In most industries, absent governmental mandates, standards are generally voluntary, and only fully embraced when there is a benefit to all involved. With somewhere around 80,000 pharmacies in the US today and hundreds (if not thousands) of payers, it would be improbable that, without an industry standard for telecommunication between these partners, efficient or even effective communication could occur.  For this reason, the vast majority of pharmacies and payers have, over time, voluntarily adopted the NCPDP standards.

The Health Insurance Portability and Accountability Act (HIPAA) brought any straggler into line. Basically, HIPAA governs the controls and protections for health information. Since transactions to share information regarding prescriptions involve, unavoidably, personal health information, HIPAA would understandably be concerned about pharmacy transactions. For that reason, HIPAA recognized the NCPDP telecommunications standard as approved under HIPAA. 
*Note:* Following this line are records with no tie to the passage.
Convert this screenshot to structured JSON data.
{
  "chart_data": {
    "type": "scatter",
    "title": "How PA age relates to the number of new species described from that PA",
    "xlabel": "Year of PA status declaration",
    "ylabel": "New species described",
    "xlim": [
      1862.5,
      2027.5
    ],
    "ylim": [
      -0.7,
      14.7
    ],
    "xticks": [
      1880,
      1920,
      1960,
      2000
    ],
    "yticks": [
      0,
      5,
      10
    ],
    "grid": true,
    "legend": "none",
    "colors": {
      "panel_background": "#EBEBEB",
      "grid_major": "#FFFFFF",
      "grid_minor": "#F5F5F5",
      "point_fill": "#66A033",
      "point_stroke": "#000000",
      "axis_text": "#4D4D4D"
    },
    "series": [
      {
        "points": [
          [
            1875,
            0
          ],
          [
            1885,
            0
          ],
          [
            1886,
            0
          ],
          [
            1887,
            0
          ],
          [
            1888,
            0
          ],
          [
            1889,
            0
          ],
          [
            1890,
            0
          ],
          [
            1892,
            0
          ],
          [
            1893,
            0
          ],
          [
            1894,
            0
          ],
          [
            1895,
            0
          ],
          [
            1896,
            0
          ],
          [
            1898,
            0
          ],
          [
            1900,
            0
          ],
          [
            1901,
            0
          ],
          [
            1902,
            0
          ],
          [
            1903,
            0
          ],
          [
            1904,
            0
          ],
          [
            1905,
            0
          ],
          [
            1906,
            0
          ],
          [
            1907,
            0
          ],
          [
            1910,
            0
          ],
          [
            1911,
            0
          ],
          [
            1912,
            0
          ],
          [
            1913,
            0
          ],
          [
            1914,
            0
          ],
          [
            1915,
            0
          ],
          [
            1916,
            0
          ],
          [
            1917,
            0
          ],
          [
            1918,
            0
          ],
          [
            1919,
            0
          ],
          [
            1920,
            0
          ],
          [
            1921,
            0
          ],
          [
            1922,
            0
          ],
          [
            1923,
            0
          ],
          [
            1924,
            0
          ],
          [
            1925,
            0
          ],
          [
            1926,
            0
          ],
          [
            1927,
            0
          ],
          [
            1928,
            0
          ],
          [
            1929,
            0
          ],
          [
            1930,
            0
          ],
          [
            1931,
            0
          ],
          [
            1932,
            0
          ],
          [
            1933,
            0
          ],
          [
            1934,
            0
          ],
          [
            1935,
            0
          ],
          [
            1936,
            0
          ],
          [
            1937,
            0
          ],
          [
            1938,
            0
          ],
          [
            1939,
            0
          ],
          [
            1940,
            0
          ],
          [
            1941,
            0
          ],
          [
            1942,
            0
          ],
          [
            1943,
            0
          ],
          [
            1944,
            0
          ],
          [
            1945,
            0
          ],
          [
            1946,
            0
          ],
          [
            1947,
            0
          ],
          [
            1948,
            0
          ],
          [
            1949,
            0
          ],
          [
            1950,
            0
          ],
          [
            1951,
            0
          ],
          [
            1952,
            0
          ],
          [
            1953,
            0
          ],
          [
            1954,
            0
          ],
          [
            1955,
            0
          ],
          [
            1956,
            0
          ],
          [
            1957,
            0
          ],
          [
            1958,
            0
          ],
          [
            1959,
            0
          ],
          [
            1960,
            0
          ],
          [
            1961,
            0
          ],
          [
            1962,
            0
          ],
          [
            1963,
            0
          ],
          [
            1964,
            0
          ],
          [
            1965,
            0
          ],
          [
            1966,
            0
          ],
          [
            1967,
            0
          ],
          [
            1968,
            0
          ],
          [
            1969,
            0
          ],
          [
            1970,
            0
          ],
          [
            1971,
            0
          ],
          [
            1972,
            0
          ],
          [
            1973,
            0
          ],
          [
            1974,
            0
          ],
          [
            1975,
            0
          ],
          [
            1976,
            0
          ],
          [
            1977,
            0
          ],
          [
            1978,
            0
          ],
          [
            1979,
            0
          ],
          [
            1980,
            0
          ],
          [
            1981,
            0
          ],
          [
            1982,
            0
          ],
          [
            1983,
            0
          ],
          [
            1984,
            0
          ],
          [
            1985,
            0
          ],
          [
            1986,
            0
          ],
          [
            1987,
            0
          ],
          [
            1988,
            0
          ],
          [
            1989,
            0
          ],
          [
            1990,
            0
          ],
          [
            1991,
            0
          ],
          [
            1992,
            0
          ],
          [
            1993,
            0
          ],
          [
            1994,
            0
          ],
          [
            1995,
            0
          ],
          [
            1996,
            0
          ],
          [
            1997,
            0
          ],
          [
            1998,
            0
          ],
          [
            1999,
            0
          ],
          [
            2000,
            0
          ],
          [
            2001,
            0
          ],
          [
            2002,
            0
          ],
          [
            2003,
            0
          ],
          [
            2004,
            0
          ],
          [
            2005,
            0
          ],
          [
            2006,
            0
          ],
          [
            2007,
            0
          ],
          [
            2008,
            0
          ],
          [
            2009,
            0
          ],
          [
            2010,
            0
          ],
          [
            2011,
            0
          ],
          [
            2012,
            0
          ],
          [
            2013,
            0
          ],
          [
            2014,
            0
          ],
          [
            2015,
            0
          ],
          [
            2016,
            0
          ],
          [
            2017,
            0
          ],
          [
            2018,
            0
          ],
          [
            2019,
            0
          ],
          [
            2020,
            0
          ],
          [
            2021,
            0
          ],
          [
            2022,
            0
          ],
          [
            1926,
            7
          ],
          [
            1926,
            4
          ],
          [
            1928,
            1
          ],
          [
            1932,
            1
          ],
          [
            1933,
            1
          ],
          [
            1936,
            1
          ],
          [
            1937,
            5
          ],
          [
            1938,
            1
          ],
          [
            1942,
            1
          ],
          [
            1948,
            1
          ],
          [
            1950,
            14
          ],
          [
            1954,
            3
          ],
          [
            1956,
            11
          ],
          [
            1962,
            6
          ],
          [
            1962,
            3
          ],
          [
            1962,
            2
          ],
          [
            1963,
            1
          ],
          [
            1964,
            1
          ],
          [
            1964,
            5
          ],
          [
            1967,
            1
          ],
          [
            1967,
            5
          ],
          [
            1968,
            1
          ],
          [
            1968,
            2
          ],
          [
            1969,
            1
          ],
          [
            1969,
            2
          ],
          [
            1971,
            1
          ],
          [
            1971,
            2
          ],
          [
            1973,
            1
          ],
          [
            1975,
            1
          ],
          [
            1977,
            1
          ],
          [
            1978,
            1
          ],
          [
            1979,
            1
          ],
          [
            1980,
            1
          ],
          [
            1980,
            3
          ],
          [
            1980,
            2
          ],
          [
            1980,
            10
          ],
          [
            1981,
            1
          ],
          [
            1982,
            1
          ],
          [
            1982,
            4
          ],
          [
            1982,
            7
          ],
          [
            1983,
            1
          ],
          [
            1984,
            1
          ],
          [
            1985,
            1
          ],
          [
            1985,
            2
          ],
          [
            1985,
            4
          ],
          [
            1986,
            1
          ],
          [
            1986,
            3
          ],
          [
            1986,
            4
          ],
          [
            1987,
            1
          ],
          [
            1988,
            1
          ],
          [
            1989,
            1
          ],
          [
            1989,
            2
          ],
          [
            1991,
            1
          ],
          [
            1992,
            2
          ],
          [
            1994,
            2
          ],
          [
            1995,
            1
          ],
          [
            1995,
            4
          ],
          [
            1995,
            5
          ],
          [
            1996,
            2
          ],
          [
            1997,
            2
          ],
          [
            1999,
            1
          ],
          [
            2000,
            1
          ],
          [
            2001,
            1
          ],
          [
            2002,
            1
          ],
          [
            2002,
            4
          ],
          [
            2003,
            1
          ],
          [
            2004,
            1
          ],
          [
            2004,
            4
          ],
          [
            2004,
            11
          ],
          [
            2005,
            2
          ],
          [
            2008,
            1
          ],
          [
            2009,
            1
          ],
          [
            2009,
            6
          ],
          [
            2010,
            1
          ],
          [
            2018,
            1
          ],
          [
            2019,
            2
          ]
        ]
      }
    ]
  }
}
Recognition under HIPAA gives the industry-based standard a unique position, in that it has binding power under law.  The standard is, in effect, no longer voluntary.  In addition, the Centers for Medicare & Medicaid Services (CMS), who greatly increased their presence in  the pharmacy market in 2006 through the Medicare Part D benefit, has also begun to use the NCPDP workgroups as a sounding ground for new ideas, and to gain industry perspective on the limitation, benefits and impacts of new policies being considered.

Through the years, NCPDP has steadily increased in reach and influence, and now represents one of the premier cross-functional industry-wide groups of individuals impacting pharmacy today. Those who want to understand the reasons for or driving forces behind  pharmacy industry changes, or the solutions being considered, argued and implemented to address industry issues and needs should watch NCPDP closely, study their activities, and get involved. Anyone can participate, and all are welcome. The best thing that can happen in such an industry organization is the infusion of new participants with new ideas.

Next time you visit your drugstore and get your prescription filled, know that NCPDP made the experience (whether good or bad) possible, and continues to work to improve the way the pharmacy industry goes about the important business of taking care of patients.